Markets are now not a dirty word. Mrs May’s words did not amount to a repudiation of Thatcherism. Thatcherism can be regarded as a corrective to the economic dictatorship imposed on the country by the Atlee government of 1945, then a necessity to help the country recover from a nation-bankrupting world war while avoid political dislocation. By the 1960s, the State needed to let go of several parts of the economy. Even the trades unions objected to statutory incomes policies and were willing to topple governments to get their way in the 1970s.
The UK electorate’s rejection of the EU was a commentary on the current political and economic settlement. Advocates of the status quo appeared to be exclusively people who had benefited from it. This is what Michael Gove meant when he complained that voters had had enough of being lectured by experts, who tend to be well-paid. It is common knowledge that some of the annual multi-billion EU budget is spent on handsomely rewarding promotion of its existence in not-so-obvious ways.
The referendum was a ‘Summer of Discontent’, but does not appear to be leading to an economic winter. At present the only economic meltdown on the horizon is the German banking system. But something has to change.

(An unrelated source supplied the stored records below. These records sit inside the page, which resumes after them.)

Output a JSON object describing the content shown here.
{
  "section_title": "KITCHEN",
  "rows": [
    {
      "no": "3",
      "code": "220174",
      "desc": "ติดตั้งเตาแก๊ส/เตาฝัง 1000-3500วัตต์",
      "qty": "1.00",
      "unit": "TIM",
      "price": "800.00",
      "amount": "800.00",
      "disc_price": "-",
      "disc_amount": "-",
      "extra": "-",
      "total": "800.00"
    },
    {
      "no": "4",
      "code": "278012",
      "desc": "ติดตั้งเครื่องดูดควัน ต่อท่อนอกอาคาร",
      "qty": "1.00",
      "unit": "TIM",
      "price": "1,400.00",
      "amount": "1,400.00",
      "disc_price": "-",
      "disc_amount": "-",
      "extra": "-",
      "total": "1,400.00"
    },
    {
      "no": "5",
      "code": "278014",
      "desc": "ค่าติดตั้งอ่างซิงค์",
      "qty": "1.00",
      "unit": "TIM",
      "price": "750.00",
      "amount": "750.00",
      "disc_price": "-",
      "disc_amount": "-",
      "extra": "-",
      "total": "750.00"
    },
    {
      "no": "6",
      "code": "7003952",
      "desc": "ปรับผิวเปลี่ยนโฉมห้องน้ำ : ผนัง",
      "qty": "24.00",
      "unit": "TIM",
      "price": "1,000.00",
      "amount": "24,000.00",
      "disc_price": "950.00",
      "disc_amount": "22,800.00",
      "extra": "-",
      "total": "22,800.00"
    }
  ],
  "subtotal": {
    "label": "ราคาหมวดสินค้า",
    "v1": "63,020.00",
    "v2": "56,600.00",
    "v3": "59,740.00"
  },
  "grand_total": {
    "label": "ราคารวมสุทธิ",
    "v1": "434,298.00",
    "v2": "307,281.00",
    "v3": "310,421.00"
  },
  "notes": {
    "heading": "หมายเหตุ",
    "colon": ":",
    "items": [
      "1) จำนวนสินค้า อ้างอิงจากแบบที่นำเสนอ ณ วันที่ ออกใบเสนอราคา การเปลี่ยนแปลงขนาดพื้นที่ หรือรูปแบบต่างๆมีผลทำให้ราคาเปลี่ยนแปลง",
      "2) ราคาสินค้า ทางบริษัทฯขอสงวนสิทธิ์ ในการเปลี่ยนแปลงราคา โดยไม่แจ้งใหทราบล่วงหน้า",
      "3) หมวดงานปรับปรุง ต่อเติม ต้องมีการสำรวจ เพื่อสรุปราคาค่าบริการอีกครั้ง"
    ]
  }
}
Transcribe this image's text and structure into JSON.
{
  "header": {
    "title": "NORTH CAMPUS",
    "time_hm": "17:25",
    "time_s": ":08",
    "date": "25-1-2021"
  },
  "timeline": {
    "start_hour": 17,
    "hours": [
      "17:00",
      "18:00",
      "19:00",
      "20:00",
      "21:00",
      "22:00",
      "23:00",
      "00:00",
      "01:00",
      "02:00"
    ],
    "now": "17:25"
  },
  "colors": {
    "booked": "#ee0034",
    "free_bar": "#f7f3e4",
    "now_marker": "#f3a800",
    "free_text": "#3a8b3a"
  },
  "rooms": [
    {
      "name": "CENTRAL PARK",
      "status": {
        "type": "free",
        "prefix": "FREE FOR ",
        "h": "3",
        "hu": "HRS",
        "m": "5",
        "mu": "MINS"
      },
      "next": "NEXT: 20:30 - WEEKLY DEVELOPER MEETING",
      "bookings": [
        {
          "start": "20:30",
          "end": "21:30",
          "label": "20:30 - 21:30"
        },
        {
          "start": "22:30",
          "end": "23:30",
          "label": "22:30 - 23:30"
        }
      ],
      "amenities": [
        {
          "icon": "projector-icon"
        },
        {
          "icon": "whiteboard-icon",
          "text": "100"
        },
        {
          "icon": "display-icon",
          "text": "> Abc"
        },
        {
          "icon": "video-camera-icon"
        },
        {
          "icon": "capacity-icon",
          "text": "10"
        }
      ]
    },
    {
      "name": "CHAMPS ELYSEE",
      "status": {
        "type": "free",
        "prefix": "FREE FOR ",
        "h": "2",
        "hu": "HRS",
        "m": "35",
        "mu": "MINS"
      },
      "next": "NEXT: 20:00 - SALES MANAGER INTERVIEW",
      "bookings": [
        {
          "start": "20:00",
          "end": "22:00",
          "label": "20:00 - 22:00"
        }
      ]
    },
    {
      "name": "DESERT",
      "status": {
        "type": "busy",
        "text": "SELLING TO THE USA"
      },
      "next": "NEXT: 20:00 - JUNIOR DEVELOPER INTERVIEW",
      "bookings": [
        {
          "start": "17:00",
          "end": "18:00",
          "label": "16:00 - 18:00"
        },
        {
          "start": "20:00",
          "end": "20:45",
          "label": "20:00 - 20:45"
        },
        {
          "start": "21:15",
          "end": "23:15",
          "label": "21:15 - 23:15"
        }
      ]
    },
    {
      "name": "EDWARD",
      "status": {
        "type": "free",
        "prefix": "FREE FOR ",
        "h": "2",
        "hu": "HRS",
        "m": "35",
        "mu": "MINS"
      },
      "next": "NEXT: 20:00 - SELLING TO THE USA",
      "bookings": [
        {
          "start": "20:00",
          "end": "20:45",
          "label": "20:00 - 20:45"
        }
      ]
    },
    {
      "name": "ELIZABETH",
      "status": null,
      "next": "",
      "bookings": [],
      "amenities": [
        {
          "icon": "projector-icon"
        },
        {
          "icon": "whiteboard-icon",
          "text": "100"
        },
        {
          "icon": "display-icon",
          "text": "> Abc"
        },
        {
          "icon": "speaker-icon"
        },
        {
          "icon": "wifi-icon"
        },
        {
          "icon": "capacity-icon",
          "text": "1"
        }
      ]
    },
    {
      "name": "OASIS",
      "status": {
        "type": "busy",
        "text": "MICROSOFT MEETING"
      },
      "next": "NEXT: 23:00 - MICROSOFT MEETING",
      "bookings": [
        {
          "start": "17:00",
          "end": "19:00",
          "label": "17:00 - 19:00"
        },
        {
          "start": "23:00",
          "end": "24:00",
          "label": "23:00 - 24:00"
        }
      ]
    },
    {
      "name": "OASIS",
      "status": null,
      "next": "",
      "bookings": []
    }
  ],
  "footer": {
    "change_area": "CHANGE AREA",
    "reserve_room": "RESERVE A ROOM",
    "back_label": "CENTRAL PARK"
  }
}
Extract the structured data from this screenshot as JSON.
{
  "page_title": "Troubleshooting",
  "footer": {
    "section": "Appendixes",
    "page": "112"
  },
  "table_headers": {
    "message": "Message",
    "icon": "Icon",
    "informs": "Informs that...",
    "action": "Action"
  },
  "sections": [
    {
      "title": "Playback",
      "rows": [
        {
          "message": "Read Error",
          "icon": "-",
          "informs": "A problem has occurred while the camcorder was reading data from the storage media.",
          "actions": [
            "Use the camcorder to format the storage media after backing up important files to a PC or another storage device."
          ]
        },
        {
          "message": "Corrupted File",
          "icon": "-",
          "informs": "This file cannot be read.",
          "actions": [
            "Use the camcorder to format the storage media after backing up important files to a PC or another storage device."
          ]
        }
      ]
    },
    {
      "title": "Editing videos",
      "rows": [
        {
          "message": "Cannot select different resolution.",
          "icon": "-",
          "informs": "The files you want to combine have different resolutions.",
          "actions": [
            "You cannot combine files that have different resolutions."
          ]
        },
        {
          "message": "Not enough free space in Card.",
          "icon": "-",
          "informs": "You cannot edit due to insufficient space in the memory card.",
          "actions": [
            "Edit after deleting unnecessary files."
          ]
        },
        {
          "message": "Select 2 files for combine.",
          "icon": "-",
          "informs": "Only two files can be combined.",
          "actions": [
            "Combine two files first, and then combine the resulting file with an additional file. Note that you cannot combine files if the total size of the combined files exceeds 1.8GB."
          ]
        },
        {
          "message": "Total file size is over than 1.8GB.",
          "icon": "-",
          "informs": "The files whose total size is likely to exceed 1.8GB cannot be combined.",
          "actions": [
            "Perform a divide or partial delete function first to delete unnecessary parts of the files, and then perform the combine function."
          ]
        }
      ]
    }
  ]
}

The Conservative Party is in the market for votes. Unlike Labour, it does not believe in ‘no compromise with the electorate’. If there are votes to be had from former Labour or Liberal Democrat voters, the Conservatives would be foolhardy to turn them down. This is not political prostitution. It is called democracy.
Mrs May follows David Cameron by making a ‘big, open and comprehensive offer’, not to another party, but to the entire country, including people who did not vote Conservative. This is a Conservative social democracy she is offering, redressing some of the excesses of market capitalism and the gaming of the tax system, while introducing more opportunities for people willing to take them. This will always be better than Labour’s democratic socialism, kow-towing to the unions by approving overmanning and unrealistic wage rises.
Her support for an expanded role for the State may also include reform of state services, reducing the stranglehold of unionisation. A party of the centre, governing for all the people and enjoying high poll ratings, will have greater legitimacy to dismantle the statist socialism imposed on the British people irrespective of electoral outcomes by a permanent threat of industrial action from the soviet-style unions we reluctantly endure.
Instead of taking conservatism out of the party, Mrs May brings it to more people than ever before. Conservative social democracy has the potential to eradicate extremist socialism and the divisive politics of identity from our shores within a generation. Free-marketers may object, but these are not the first steps on the road to serfdom.